Boomer has become something of a local celebrity. Strangers on the street have offered their sympathy. A clerk at the grocery store asked whether he was the poor guy who faced criminal charges for a curse. Boomer told the clerk he was; the clerk shook his head and uttered a profanity.
Friends at work call him "convict" and "the curser" and "the swearing guy."
"It gets a little old after awhile," he said.
Stranger still, he's evolved into a national symbol for the decline of American civility.
"It's really bizarre," he said. "Being famous for swearing, that's not my forte."
Boomer's troubles began on Aug. 15 when he fell out of a canoe while heading down the Rifle River. Flopping around in the water, he began yelling in the direction of his friends. He hardly could have anticipated the social consequences.
Boomer won't reveal what he said, but insists his language was good-natured and his voice well-tempered. An Arenac County prosecutor disagrees, saying Boomer angrily and loudly uttered a most offensive particular vulgarity and "various derivatives" over and over.
Worse, assistant prosecutor Richard Vollbach contends, small children were nearby. And screaming cuss words around children isn't the sort of behavior society has to tolerate.
"Maybe in New York City," the prosecutor said, "but certainly not in Standish, Michigan." Standish is the county seat.
Shortly after Boomer's outburst, he and his friends rounded a bend and noticed three sheriff's deputies on the river bank staring at them with binoculars. As Boomer's friends sat dumbfounded in their boats, one of the deputies handed him a misdemeanor citation.
The charge: cussing in front of women and children, which carries a penalty of up to 90 days in jail and a $100 fine.
Boomer got back in his boat, put the ticket in a plastic bag and continued down the river.
Several weeks later, he made a court appearance and was told he would have to return for a second court date. He realized the citation wouldn't go away without inconvenience and cost. He decided to call the ACLU.
William Street, a Saginaw, Mich., lawyer affiliated with the civil liberties group, studied the facts, studied the law and concluded that the century-old statute was "something that a court should just take behind the barn and put a bullet in."
On Jan. 25, a hearing will be held in Arenac County's 81st District Court on the attorney's motion to dismiss the case.
Street says he plans a vigorous assault on the law. He filed a 31-page brief citing numerous cases where the courts have extended First Amendment protection to public swearing. Among them is a U.S. Supreme Court case upholding the right of a Vietnam War protester to enter a courthouse wearing a profanity-inscribed jacket defaming the draft.

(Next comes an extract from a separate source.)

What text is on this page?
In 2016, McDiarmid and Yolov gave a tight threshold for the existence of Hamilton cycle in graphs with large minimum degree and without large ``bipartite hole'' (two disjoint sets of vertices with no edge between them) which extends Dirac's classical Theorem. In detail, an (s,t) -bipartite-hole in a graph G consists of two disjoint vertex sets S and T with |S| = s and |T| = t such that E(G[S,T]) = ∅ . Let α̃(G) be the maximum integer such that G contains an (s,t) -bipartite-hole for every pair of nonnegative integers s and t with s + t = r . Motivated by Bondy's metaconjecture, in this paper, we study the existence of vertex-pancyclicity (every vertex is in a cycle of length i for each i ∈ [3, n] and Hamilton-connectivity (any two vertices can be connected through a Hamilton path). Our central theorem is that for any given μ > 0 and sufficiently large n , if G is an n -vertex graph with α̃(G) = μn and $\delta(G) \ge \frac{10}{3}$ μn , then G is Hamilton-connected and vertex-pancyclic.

Street argues that the U.S. Supreme Court protects most speech except "fighting words" and "obscene" language. And by today's standards, Street insists, whatever Boomer might have yelled certainly isn't obscene.
"What defines 'indecent' language today in American public discourse, in the age of MTV, shock-trash radio and the 'Starr Report' to Congress?" Street wrote in his brief.

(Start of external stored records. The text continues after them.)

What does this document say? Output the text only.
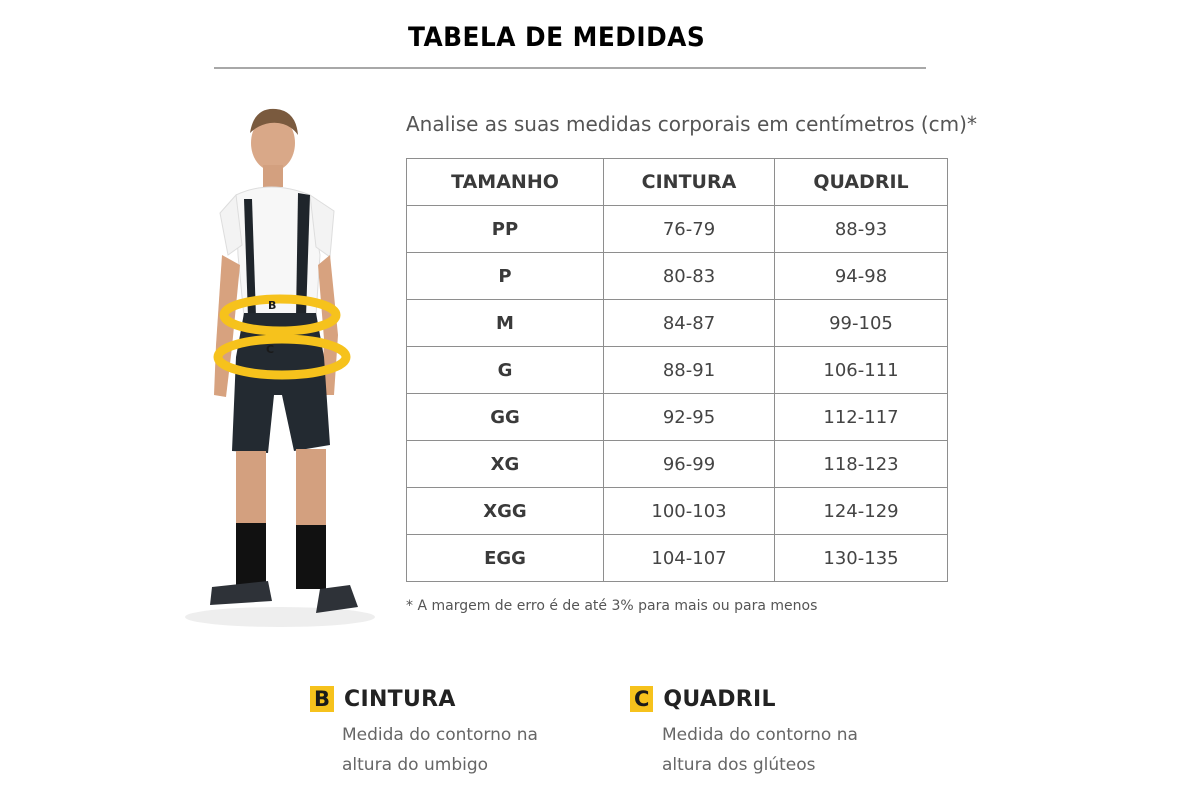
TABELA DE MEDIDAS
B
C
Analise as suas medidas corporais em centímetros (cm)*
TAMANHO	CINTURA	QUADRIL
PP	76-79	88-93
P	80-83	94-98
M	84-87	99-105
G	88-91	106-111
GG	92-95	112-117
XG	96-99	118-123
XGG	100-103	124-129
EGG	104-107	130-135
* A margem de erro é de até 3% para mais ou para menos
B CINTURA
Medida do contorno na
altura do umbigo
C QUADRIL
Medida do contorno na
altura dos glúteos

Nonsense, say Arenac County prosecutors, who have no intention of dropping the charges. Boomer's conduct wasn't "speech" because "it wasn't an expression of an idea or thought," Vollbach says.
He cites a sheriff's report saying Boomer's voice could be heard a quarter-mile down the river.

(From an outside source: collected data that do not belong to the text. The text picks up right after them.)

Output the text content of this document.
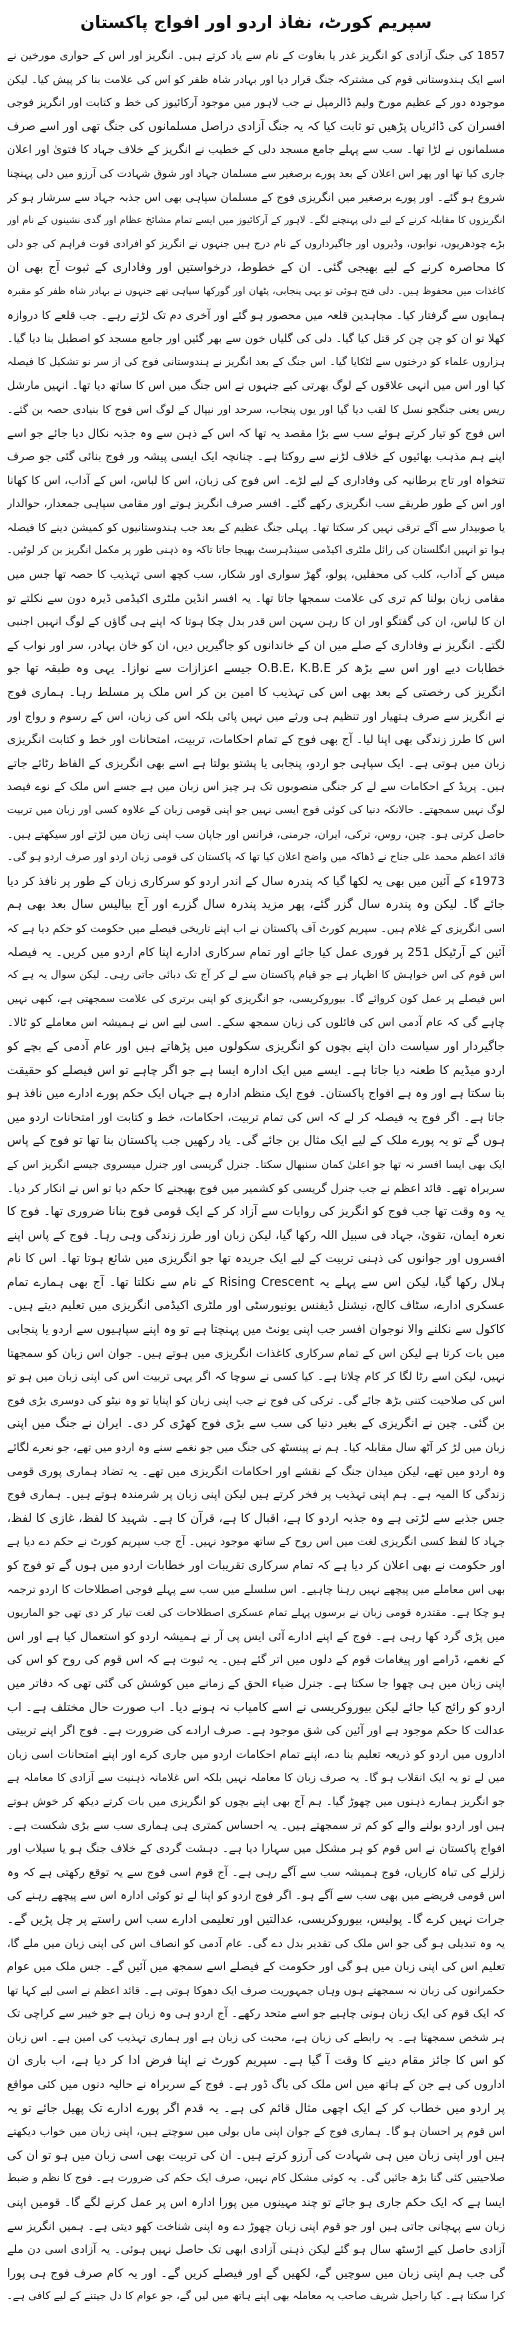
سپریم کورٹ، نفاذ اردو اور افواج پاکستان
1857 کی جنگ آزادی کو انگریز غدر یا بغاوت کے نام سے یاد کرتے ہیں۔ انگریز اور اس کے حواری مورخین نے
اسے ایک ہندوستانی قوم کی مشترکہ جنگ قرار دیا اور بہادر شاہ ظفر کو اس کی علامت بنا کر پیش کیا۔ لیکن
موجودہ دور کے عظیم مورخ ولیم ڈالرمپل نے جب لاہور میں موجود آرکائیوز کی خط و کتابت اور انگریز فوجی
افسران کی ڈائریاں پڑھیں تو ثابت کیا کہ یہ جنگ آزادی دراصل مسلمانوں کی جنگ تھی اور اسے صرف
مسلمانوں نے لڑا تھا۔ سب سے پہلے جامع مسجد دلی کے خطیب نے انگریز کے خلاف جہاد کا فتویٰ اور اعلان
جاری کیا تھا اور پھر اس اعلان کے بعد پورے برصغیر سے مسلمان جہاد اور شوق شہادت کی آرزو میں دلی پہنچنا
شروع ہو گئے۔ اور پورے برصغیر میں انگریزی فوج کے مسلمان سپاہی بھی اس جذبہ جہاد سے سرشار ہو کر
انگریزوں کا مقابلہ کرنے کے لیے دلی پہنچنے لگے۔ لاہور کے آرکائیوز میں ایسے تمام مشائخ عظام اور گدی نشینوں کے نام اور
بڑے چودھریوں، نوابوں، وڈیروں اور جاگیرداروں کے نام درج ہیں جنہوں نے انگریز کو افرادی قوت فراہم کی جو دلی
کا محاصرہ کرنے کے لیے بھیجی گئی۔ ان کے خطوط، درخواستیں اور وفاداری کے ثبوت آج بھی ان
کاغذات میں محفوظ ہیں۔ دلی فتح ہوئی تو یہی پنجابی، پٹھان اور گورکھا سپاہی تھے جنہوں نے بہادر شاہ ظفر کو مقبرہ
ہمایوں سے گرفتار کیا۔ مجاہدین قلعہ میں محصور ہو گئے اور آخری دم تک لڑتے رہے۔ جب قلعے کا دروازہ
کھلا تو ان کو چن چن کر قتل کیا گیا۔ دلی کی گلیاں خون سے بھر گئیں اور جامع مسجد کو اصطبل بنا دیا گیا۔
ہزاروں علماء کو درختوں سے لٹکایا گیا۔ اس جنگ کے بعد انگریز نے ہندوستانی فوج کی از سر نو تشکیل کا فیصلہ
کیا اور اس میں انہی علاقوں کے لوگ بھرتی کیے جنہوں نے اس جنگ میں اس کا ساتھ دیا تھا۔ انہیں مارشل
ریس یعنی جنگجو نسل کا لقب دیا گیا اور یوں پنجاب، سرحد اور نیپال کے لوگ اس فوج کا بنیادی حصہ بن گئے۔
اس فوج کو تیار کرتے ہوئے سب سے بڑا مقصد یہ تھا کہ اس کے ذہن سے وہ جذبہ نکال دیا جائے جو اسے
اپنے ہم مذہب بھائیوں کے خلاف لڑنے سے روکتا ہے۔ چنانچہ ایک ایسی پیشہ ور فوج بنائی گئی جو صرف
تنخواہ اور تاج برطانیہ کی وفاداری کے لیے لڑے۔ اس فوج کی زبان، اس کا لباس، اس کے آداب، اس کا کھانا
اور اس کے طور طریقے سب انگریزی رکھے گئے۔ افسر صرف انگریز ہوتے اور مقامی سپاہی جمعدار، حوالدار
یا صوبیدار سے آگے ترقی نہیں کر سکتا تھا۔ پہلی جنگ عظیم کے بعد جب ہندوستانیوں کو کمیشن دینے کا فیصلہ
ہوا تو انہیں انگلستان کی رائل ملٹری اکیڈمی سینڈہرسٹ بھیجا جاتا تاکہ وہ ذہنی طور پر مکمل انگریز بن کر لوٹیں۔
میس کے آداب، کلب کی محفلیں، پولو، گھڑ سواری اور شکار، سب کچھ اسی تہذیب کا حصہ تھا جس میں
مقامی زبان بولنا کم تری کی علامت سمجھا جاتا تھا۔ یہ افسر انڈین ملٹری اکیڈمی ڈیرہ دون سے نکلتے تو
ان کا لباس، ان کی گفتگو اور ان کا رہن سہن اس قدر بدل چکا ہوتا کہ اپنے ہی گاؤں کے لوگ انہیں اجنبی
لگتے۔ انگریز نے وفاداری کے صلے میں ان کے خاندانوں کو جاگیریں دیں، ان کو خان بہادر، سر اور نواب کے
خطابات دیے اور اس سے بڑھ کر O.B.E، K.B.E جیسے اعزازات سے نوازا۔ یہی وہ طبقہ تھا جو
انگریز کی رخصتی کے بعد بھی اس کی تہذیب کا امین بن کر اس ملک پر مسلط رہا۔ ہماری فوج
نے انگریز سے صرف ہتھیار اور تنظیم ہی ورثے میں نہیں پائی بلکہ اس کی زبان، اس کے رسوم و رواج اور
اس کا طرز زندگی بھی اپنا لیا۔ آج بھی فوج کے تمام احکامات، تربیت، امتحانات اور خط و کتابت انگریزی
زبان میں ہوتی ہے۔ ایک سپاہی جو اردو، پنجابی یا پشتو بولتا ہے اسے بھی انگریزی کے الفاظ رٹائے جاتے
ہیں۔ پریڈ کے احکامات سے لے کر جنگی منصوبوں تک ہر چیز اس زبان میں ہے جسے اس ملک کے نوے فیصد
لوگ نہیں سمجھتے۔ حالانکہ دنیا کی کوئی فوج ایسی نہیں جو اپنی قومی زبان کے علاوہ کسی اور زبان میں تربیت
حاصل کرتی ہو۔ چین، روس، ترکی، ایران، جرمنی، فرانس اور جاپان سب اپنی زبان میں لڑتے اور سیکھتے ہیں۔
قائد اعظم محمد علی جناح نے ڈھاکہ میں واضح اعلان کیا تھا کہ پاکستان کی قومی زبان اردو اور صرف اردو ہو گی۔
1973ء کے آئین میں بھی یہ لکھا گیا کہ پندرہ سال کے اندر اردو کو سرکاری زبان کے طور پر نافذ کر دیا
جائے گا۔ لیکن وہ پندرہ سال گزر گئے، پھر مزید پندرہ سال گزرے اور آج بیالیس سال بعد بھی ہم
اسی انگریزی کے غلام ہیں۔ سپریم کورٹ آف پاکستان نے اب اپنے تاریخی فیصلے میں حکومت کو حکم دیا ہے کہ
آئین کے آرٹیکل 251 پر فوری عمل کیا جائے اور تمام سرکاری ادارے اپنا کام اردو میں کریں۔ یہ فیصلہ
اس قوم کی اس خواہش کا اظہار ہے جو قیام پاکستان سے لے کر آج تک دبائی جاتی رہی۔ لیکن سوال یہ ہے کہ
اس فیصلے پر عمل کون کروائے گا۔ بیوروکریسی، جو انگریزی کو اپنی برتری کی علامت سمجھتی ہے، کبھی نہیں
چاہے گی کہ عام آدمی اس کی فائلوں کی زبان سمجھ سکے۔ اسی لیے اس نے ہمیشہ اس معاملے کو ٹالا۔
جاگیردار اور سیاست دان اپنے بچوں کو انگریزی سکولوں میں پڑھاتے ہیں اور عام آدمی کے بچے کو
اردو میڈیم کا طعنہ دیا جاتا ہے۔ ایسے میں ایک ادارہ ایسا ہے جو اگر چاہے تو اس فیصلے کو حقیقت
بنا سکتا ہے اور وہ ہے افواج پاکستان۔ فوج ایک منظم ادارہ ہے جہاں ایک حکم پورے ادارے میں نافذ ہو
جاتا ہے۔ اگر فوج یہ فیصلہ کر لے کہ اس کی تمام تربیت، احکامات، خط و کتابت اور امتحانات اردو میں
ہوں گے تو یہ پورے ملک کے لیے ایک مثال بن جائے گی۔ یاد رکھیں جب پاکستان بنا تھا تو فوج کے پاس
ایک بھی ایسا افسر نہ تھا جو اعلیٰ کمان سنبھال سکتا۔ جنرل گریسی اور جنرل میسروی جیسے انگریز اس کے
سربراہ تھے۔ قائد اعظم نے جب جنرل گریسی کو کشمیر میں فوج بھیجنے کا حکم دیا تو اس نے انکار کر دیا۔
یہ وہ وقت تھا جب فوج کو انگریز کی روایات سے آزاد کر کے ایک قومی فوج بنانا ضروری تھا۔ فوج کا
نعرہ ایمان، تقویٰ، جہاد فی سبیل اللہ رکھا گیا، لیکن زبان اور طرز زندگی وہی رہا۔ فوج کے پاس اپنے
افسروں اور جوانوں کی ذہنی تربیت کے لیے ایک جریدہ تھا جو انگریزی میں شائع ہوتا تھا۔ اس کا نام
ہلال رکھا گیا، لیکن اس سے پہلے یہ Rising Crescent کے نام سے نکلتا تھا۔ آج بھی ہمارے تمام
عسکری ادارے، سٹاف کالج، نیشنل ڈیفنس یونیورسٹی اور ملٹری اکیڈمی انگریزی میں تعلیم دیتے ہیں۔
کاکول سے نکلنے والا نوجوان افسر جب اپنی یونٹ میں پہنچتا ہے تو وہ اپنے سپاہیوں سے اردو یا پنجابی
میں بات کرتا ہے لیکن اس کے تمام سرکاری کاغذات انگریزی میں ہوتے ہیں۔ جوان اس زبان کو سمجھتا
نہیں، لیکن اسے رٹا لگا کر کام چلاتا ہے۔ کیا کسی نے سوچا کہ اگر یہی تربیت اس کی اپنی زبان میں ہو تو
اس کی صلاحیت کتنی بڑھ جائے گی۔ ترکی کی فوج نے جب اپنی زبان کو اپنایا تو وہ نیٹو کی دوسری بڑی فوج
بن گئی۔ چین نے انگریزی کے بغیر دنیا کی سب سے بڑی فوج کھڑی کر دی۔ ایران نے جنگ میں اپنی
زبان میں لڑ کر آٹھ سال مقابلہ کیا۔ ہم نے پینسٹھ کی جنگ میں جو نغمے سنے وہ اردو میں تھے، جو نعرے لگائے
وہ اردو میں تھے، لیکن میدان جنگ کے نقشے اور احکامات انگریزی میں تھے۔ یہ تضاد ہماری پوری قومی
زندگی کا المیہ ہے۔ ہم اپنی تہذیب پر فخر کرتے ہیں لیکن اپنی زبان پر شرمندہ ہوتے ہیں۔ ہماری فوج
جس جذبے سے لڑتی ہے وہ جذبہ اردو کا ہے، اقبال کا ہے، قرآن کا ہے۔ شہید کا لفظ، غازی کا لفظ،
جہاد کا لفظ کسی انگریزی لغت میں اس روح کے ساتھ موجود نہیں۔ آج جب سپریم کورٹ نے حکم دے دیا ہے
اور حکومت نے بھی اعلان کر دیا ہے کہ تمام سرکاری تقریبات اور خطابات اردو میں ہوں گے تو فوج کو
بھی اس معاملے میں پیچھے نہیں رہنا چاہیے۔ اس سلسلے میں سب سے پہلے فوجی اصطلاحات کا اردو ترجمہ
ہو چکا ہے۔ مقتدرہ قومی زبان نے برسوں پہلے تمام عسکری اصطلاحات کی لغت تیار کر دی تھی جو الماریوں
میں پڑی گرد کھا رہی ہے۔ فوج کے اپنے ادارے آئی ایس پی آر نے ہمیشہ اردو کو استعمال کیا ہے اور اس
کے نغمے، ڈرامے اور پیغامات قوم کے دلوں میں اتر گئے ہیں۔ یہ ثبوت ہے کہ اس قوم کی روح کو اس کی
اپنی زبان میں ہی چھوا جا سکتا ہے۔ جنرل ضیاء الحق کے زمانے میں کوشش کی گئی تھی کہ دفاتر میں
اردو کو رائج کیا جائے لیکن بیوروکریسی نے اسے کامیاب نہ ہونے دیا۔ اب صورت حال مختلف ہے۔ اب
عدالت کا حکم موجود ہے اور آئین کی شق موجود ہے۔ صرف ارادے کی ضرورت ہے۔ فوج اگر اپنے تربیتی
اداروں میں اردو کو ذریعہ تعلیم بنا دے، اپنے تمام احکامات اردو میں جاری کرے اور اپنے امتحانات اسی زبان
میں لے تو یہ ایک انقلاب ہو گا۔ یہ صرف زبان کا معاملہ نہیں بلکہ اس غلامانہ ذہنیت سے آزادی کا معاملہ ہے
جو انگریز ہمارے ذہنوں میں چھوڑ گیا۔ ہم آج بھی اپنے بچوں کو انگریزی میں بات کرتے دیکھ کر خوش ہوتے
ہیں اور اردو بولنے والے کو کم تر سمجھتے ہیں۔ یہ احساس کمتری ہی ہماری سب سے بڑی شکست ہے۔
افواج پاکستان نے اس قوم کو ہر مشکل میں سہارا دیا ہے۔ دہشت گردی کے خلاف جنگ ہو یا سیلاب اور
زلزلے کی تباہ کاریاں، فوج ہمیشہ سب سے آگے رہی ہے۔ آج قوم اسی فوج سے یہ توقع رکھتی ہے کہ وہ
اس قومی فریضے میں بھی سب سے آگے ہو۔ اگر فوج اردو کو اپنا لے تو کوئی ادارہ اس سے پیچھے رہنے کی
جرات نہیں کرے گا۔ پولیس، بیوروکریسی، عدالتیں اور تعلیمی ادارے سب اس راستے پر چل پڑیں گے۔
یہ وہ تبدیلی ہو گی جو اس ملک کی تقدیر بدل دے گی۔ عام آدمی کو انصاف اس کی اپنی زبان میں ملے گا،
تعلیم اس کی اپنی زبان میں ہو گی اور حکومت کے فیصلے اسے سمجھ میں آئیں گے۔ جس ملک میں عوام
حکمرانوں کی زبان نہ سمجھتے ہوں وہاں جمہوریت صرف ایک دھوکا ہوتی ہے۔ قائد اعظم نے اسی لیے کہا تھا
کہ ایک قوم کی ایک زبان ہونی چاہیے جو اسے متحد رکھے۔ آج اردو ہی وہ زبان ہے جو خیبر سے کراچی تک
ہر شخص سمجھتا ہے۔ یہ رابطے کی زبان ہے، محبت کی زبان ہے اور ہماری تہذیب کی امین ہے۔ اس زبان
کو اس کا جائز مقام دینے کا وقت آ گیا ہے۔ سپریم کورٹ نے اپنا فرض ادا کر دیا ہے، اب باری ان
اداروں کی ہے جن کے ہاتھ میں اس ملک کی باگ ڈور ہے۔ فوج کے سربراہ نے حالیہ دنوں میں کئی مواقع
پر اردو میں خطاب کر کے ایک اچھی مثال قائم کی ہے۔ یہ قدم اگر پورے ادارے تک پھیل جائے تو یہ
اس قوم پر احسان ہو گا۔ ہماری فوج کے جوان اپنی ماں بولی میں سوچتے ہیں، اپنی زبان میں خواب دیکھتے
ہیں اور اپنی زبان میں ہی شہادت کی آرزو کرتے ہیں۔ ان کی تربیت بھی اسی زبان میں ہو تو ان کی
صلاحیتیں کئی گنا بڑھ جائیں گی۔ یہ کوئی مشکل کام نہیں، صرف ایک حکم کی ضرورت ہے۔ فوج کا نظم و ضبط
ایسا ہے کہ ایک حکم جاری ہو جائے تو چند مہینوں میں پورا ادارہ اس پر عمل کرنے لگے گا۔ قومیں اپنی
زبان سے پہچانی جاتی ہیں اور جو قوم اپنی زبان چھوڑ دے وہ اپنی شناخت کھو دیتی ہے۔ ہمیں انگریز سے
آزادی حاصل کیے اڑسٹھ سال ہو گئے لیکن ذہنی آزادی ابھی تک حاصل نہیں ہوئی۔ یہ آزادی اسی دن ملے
گی جب ہم اپنی زبان میں سوچیں گے، لکھیں گے اور فیصلے کریں گے۔ اور یہ کام صرف فوج ہی پورا
کرا سکتا ہے۔ کیا راحیل شریف صاحب یہ معاملہ بھی اپنے ہاتھ میں لیں گے، جو عوام کا دل جیتنے کے لیے کافی ہے۔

"Obviously I don't want to make my living prosecuting potty mouths," Vollbach said, "but the officer thought it was offensive enough to issue a ticket, and I'm going to go ahead and prosecute it."
In recent weeks, as the lawyers have haggled over the First Amendment, Boomer has been alarmed to discover his name invoked as an example of the linguistic excesses of an entire generation.
In Arizona, Boomer's uncle attended a church sermon and the pastor mentioned Boomer's case as an example of how vulgar today's youth had become. Instead of cursing, the pastor intoned, young people should learn to say "Amen."
Several weeks ago, a news crew from CBS flew to Michigan to talk to Boomer for a story on the proliferation of foul language in America. The piece is tentatively scheduled to air in February.